Look, I could go on & on about “Dragon” ‘s clever plot or this movie's impressive art direction. But to do so would spoil many of
this film’s surprises. But just as the Vikings in this Bonnie Arnold production eventually come to realize that they may have been mistaken when it comes to how all dragons behave … Well, I’m kind of hoping that “How to Train Your Dragon” is the movie that will force some animation fans to reconsider their take on DreamWorks Animation. Makes them realize that not every single picture that DWA produces is mean spirited and /or loaded with glib dialogue. That every once in a while,
this Glendale-based animation studio is capable of churning out a film that will genuinely dazzles you with its humor, heart and intelligence. Not to mention aerial sequences that – in 3D – are sure to wow you.

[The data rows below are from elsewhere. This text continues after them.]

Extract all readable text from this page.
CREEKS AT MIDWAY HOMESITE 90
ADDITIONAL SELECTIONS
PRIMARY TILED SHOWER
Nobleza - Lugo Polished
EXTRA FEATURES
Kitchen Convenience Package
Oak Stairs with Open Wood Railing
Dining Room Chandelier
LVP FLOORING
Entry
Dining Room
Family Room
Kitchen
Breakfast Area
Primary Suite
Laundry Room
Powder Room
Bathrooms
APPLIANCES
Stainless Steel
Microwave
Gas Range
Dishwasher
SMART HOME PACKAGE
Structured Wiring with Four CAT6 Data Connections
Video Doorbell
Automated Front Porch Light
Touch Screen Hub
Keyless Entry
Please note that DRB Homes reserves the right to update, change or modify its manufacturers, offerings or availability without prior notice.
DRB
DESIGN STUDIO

Long story short: If you haven’t seen a DreamWorks Animation release in quite some time, then you really owe it to yourself to go see “How to Train Your Dragon.” For this Chris Sanders & Dean DeBlois film is far from forgettable. If anything, “Dragon” may be the most memorable & entertaining thing that DWA has ever produced.
So quit draggin’ your feet and go see it already, okay?
I am DEFINTELY in the Dreamworks hater camp. I make SURE that I keep my small children (2,4 & 7) as far away from MOST Dreamworks animated films as possible.
BUT I will admit that I was pleasantly surprised with Kung Fu Panda and this movie does look quite promising.
As long as they can keep away from the dirty jokes, sexual innuendo and potty humor, I think this can be good.
Since the is a Sanders/DeBlois film, I'm interested in seeing it. But that being said, this review sure reads alot like your review of Monsters vs Aliens!
I'm going to correct myself, since after looking back, Jim didn't like MvA. I was thinking more of his review of Kung Fu Panda, where he praises a lot of aspects of the DW production. I didn't mean he was recycling a review, just that Jim is generally more positive on Dreamworks movies than a lot of Disney fan sites. But that being said, this does look like a good movie.
I take Dreamworks pics as they come. Shrek? No thanks. Kung Fu Panda? Two thumbs up. M vs A? Rented it and was quite disappointed, particularly after KFP.
HTTYD was a pleasant surprise, but is still flawed. The main character, Hiccup has little on screen presence. Lilo, for example, was a great character who activated the action and moved the story. Hiccup is difficult to relate to as the protagonist because he reminds me of 30 year old kids who lived at home too long.
I suspect the writer was influenced by some anime character archtypes. These are main characters who come from a culture where it's impolite to really speak your mind, and subsequently this becomes part of the story - e.g. Maison Ikkoku, Oh My Godess etc . Here the same non communication is in action and in the context of a bunch of rip roaring Vikings doesn't really work.